If $e(G)$ exceeds a specific quadratic bound, then $G$ contains no odd cycle longer than $r$.

The bounds are shown to be tight through constructions.

The results unify and extend prior theorems by multiple researchers.

Abstract

In strengthening a result of Andr\'asfai, Erd\H{o}s and S\'os in 1974, H\"{a}ggkvist proved that if $G$ is an $n$-vertex $C_{2k+1}$-free graph with minimum degree $\delta(G)>\frac{2n}{2k+3}$ and $n>\binom{k+2}{2}(2k+3)(3k+2)$, then $G$ contains no odd cycle of length greater than $\frac{k+1}{2}$. This result has many applications.In this paper, we consider a similar problem by replacing minimum degree condition with edge number condition.
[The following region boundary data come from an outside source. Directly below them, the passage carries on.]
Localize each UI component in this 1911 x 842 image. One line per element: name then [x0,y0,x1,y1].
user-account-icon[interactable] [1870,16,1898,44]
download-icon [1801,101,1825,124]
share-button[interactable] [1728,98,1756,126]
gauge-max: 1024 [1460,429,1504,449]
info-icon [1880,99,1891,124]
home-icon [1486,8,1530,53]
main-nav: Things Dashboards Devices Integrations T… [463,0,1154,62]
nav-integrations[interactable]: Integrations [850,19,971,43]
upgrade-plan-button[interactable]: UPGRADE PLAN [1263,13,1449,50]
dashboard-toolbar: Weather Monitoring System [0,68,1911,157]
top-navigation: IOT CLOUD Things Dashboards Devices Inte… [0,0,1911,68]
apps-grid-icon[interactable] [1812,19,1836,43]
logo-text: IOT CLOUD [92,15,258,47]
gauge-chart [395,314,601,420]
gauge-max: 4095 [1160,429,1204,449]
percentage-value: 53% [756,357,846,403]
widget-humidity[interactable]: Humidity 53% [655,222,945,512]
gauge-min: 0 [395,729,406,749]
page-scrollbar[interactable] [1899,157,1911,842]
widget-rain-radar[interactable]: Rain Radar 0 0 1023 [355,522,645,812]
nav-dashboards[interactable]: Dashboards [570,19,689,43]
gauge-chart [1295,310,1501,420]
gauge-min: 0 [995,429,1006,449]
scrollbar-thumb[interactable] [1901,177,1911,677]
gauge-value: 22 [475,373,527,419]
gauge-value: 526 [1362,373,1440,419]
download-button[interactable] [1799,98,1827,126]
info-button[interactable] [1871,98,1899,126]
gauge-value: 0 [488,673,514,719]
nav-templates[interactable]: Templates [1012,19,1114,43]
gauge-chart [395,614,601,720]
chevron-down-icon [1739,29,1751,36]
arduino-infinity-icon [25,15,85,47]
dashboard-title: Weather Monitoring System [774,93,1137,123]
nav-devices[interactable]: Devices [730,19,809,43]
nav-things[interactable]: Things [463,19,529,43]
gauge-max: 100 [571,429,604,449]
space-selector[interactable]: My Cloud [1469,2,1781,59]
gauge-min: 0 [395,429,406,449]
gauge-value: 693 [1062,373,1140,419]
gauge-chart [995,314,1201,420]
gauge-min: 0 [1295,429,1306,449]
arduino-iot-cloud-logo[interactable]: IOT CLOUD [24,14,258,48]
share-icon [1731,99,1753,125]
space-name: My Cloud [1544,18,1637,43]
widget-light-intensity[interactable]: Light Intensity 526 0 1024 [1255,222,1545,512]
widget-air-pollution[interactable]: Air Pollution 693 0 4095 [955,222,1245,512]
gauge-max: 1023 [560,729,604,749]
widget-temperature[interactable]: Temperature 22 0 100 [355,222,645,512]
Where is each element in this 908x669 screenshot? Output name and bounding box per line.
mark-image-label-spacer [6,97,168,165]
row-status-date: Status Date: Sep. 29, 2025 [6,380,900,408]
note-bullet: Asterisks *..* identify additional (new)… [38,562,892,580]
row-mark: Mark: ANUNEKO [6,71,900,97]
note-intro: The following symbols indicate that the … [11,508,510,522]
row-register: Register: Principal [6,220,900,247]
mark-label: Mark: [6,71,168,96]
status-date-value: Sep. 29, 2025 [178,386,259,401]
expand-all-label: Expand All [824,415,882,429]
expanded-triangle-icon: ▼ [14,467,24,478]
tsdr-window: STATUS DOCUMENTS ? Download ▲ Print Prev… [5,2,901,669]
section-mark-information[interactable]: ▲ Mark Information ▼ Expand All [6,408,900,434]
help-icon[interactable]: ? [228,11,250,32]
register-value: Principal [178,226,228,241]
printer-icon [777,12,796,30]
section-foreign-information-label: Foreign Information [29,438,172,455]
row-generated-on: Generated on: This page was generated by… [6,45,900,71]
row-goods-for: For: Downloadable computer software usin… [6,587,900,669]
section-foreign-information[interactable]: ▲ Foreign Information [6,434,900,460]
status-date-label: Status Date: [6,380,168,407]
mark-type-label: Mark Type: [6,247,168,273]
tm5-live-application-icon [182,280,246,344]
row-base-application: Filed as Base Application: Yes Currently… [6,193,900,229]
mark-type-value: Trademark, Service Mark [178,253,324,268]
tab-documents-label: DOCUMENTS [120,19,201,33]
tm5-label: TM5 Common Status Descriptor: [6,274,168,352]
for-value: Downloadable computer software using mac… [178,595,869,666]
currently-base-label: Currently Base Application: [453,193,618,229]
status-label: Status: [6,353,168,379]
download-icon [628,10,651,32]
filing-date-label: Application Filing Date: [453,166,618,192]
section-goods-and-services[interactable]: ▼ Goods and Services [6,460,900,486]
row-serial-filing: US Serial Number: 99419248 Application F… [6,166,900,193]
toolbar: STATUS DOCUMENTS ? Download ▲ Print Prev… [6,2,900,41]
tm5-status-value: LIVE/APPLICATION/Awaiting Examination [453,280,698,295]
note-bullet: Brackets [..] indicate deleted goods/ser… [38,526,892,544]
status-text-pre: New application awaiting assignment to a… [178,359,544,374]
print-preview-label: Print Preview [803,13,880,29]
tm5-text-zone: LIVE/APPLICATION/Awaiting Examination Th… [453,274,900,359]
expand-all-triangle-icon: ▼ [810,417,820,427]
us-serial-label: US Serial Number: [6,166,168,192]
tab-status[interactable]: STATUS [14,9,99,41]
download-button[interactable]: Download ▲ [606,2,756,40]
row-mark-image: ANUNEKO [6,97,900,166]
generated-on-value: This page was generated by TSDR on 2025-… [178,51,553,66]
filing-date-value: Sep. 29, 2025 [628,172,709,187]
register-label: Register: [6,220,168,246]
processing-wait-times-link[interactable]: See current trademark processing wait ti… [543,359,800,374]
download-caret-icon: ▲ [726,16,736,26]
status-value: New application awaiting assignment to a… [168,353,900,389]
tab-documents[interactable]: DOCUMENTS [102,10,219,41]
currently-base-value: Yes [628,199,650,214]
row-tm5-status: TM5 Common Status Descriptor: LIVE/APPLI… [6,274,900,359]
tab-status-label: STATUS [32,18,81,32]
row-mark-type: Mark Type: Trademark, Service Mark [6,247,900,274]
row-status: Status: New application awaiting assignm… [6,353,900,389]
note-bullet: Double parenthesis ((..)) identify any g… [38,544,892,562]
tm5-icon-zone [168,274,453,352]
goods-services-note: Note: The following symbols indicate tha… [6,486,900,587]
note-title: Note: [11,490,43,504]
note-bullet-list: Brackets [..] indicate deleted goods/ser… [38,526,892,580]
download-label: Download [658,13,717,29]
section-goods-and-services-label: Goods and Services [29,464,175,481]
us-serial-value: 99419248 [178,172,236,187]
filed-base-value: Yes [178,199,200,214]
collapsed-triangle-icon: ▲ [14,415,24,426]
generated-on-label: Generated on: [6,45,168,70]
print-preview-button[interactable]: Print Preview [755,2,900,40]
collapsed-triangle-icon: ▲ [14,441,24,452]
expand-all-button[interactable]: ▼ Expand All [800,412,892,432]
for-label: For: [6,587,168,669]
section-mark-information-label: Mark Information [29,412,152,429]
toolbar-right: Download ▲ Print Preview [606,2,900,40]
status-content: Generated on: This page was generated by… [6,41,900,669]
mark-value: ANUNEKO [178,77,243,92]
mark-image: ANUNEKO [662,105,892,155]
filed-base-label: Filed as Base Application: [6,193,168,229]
We prove that for integers $n,k,r$ with $k\geq 2,3\leq r\leq 2k$ and $n \geq 2\left(r+2\right)\left(r+1\right)\left(r+2k\right)$, if $G$ is an $n$-vertex $C_{2k+1}$-free graph with $e(G) \geq \left\lfloor\frac{(n-r+1)^2}{4}\right\rfloor+\binom{r}{2}$, then $G$ contains no odd cycle of length greater than $r$. The construction shows that the result is best possible. This extends a result of Brandt [Discrete Applied Mathematics 79 (1997)], and a result of Bollob\'as and Thomason [Journal of Combinatorial Theory, Series B. 77 (1999)], and a result of Caccetta and Jia [Graphs Combin. 18 (2002)] and independently proving by Lin, Ning and Wu [Combin. Probab. Comput. 30 (2021)]. Recently, Ren, Wang, Yang, and the second author [SIAM J. Discrete Math. 38 (2024)] show that for $3\leq r\leq 2k$ and $n\geq 318(r-2)^2k$, every $n$-vertex $C_{2k+1}$-free graph with $e(G) \geq \left\lfloor\frac{(n-r+1)^2}{4}\right\rfloor+\binom{r}{2}$ can be made bipartite by deleting at most $r-2$ vertices or deleting at most $\binom{\lfloor\frac{r}{2}\rfloor}{2}+\binom{\lceil\frac{r}{2}\rceil}{2}$ edges. As an application, we derive this result and provide a simple proof.